As long as I can think (and speaking purely about my circle of family and friends), there seems to have been some stigma associated with liver (and possibly other organs, as differentiated from muscle flesh) and cooking times/temperatures. I.e., some people I know are fine eating steak done rare, but would not touch liver that hasn't been cooked through almost to shoe-sole consistency.
Is this founded on some real fact about the likeliness of liver carrying a higher amount (or more dangerous) pathogens, or is this more of a popular prejudice, maybe correlated to my assumption that liver was in the past probably somewhat of a "poor man's" food?

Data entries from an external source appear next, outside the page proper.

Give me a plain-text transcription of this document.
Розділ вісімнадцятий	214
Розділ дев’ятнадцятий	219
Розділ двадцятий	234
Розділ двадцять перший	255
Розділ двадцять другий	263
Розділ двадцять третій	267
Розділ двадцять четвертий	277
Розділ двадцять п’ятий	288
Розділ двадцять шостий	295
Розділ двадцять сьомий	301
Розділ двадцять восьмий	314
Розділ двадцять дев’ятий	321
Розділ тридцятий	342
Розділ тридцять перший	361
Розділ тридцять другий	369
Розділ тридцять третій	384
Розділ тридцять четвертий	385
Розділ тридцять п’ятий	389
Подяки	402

If you wish, as a secondary aspect, you could expound on whether the answer depends significantly on the type of liver (beef, pig, poultry, ...)
To focus this question a bit, I am not asking about the issue of whether "bad stuff accumulates in the liver" or whether liver in itself (i.e. it's iron content or other natural components) is to be considered healthy or whether it tastes better cooked in a certain way or other, or anything adjacent like that. I am strictly asking about anything that needs to be killed or neutralized by cooking. For the purpose of this question, assume a source animal kept and slaughtered to the highest standards of health and cleanliness, and an uninterrupted cold chain. Also assume a perfectly healthy consumer with no immune system deficiencies or anything like that.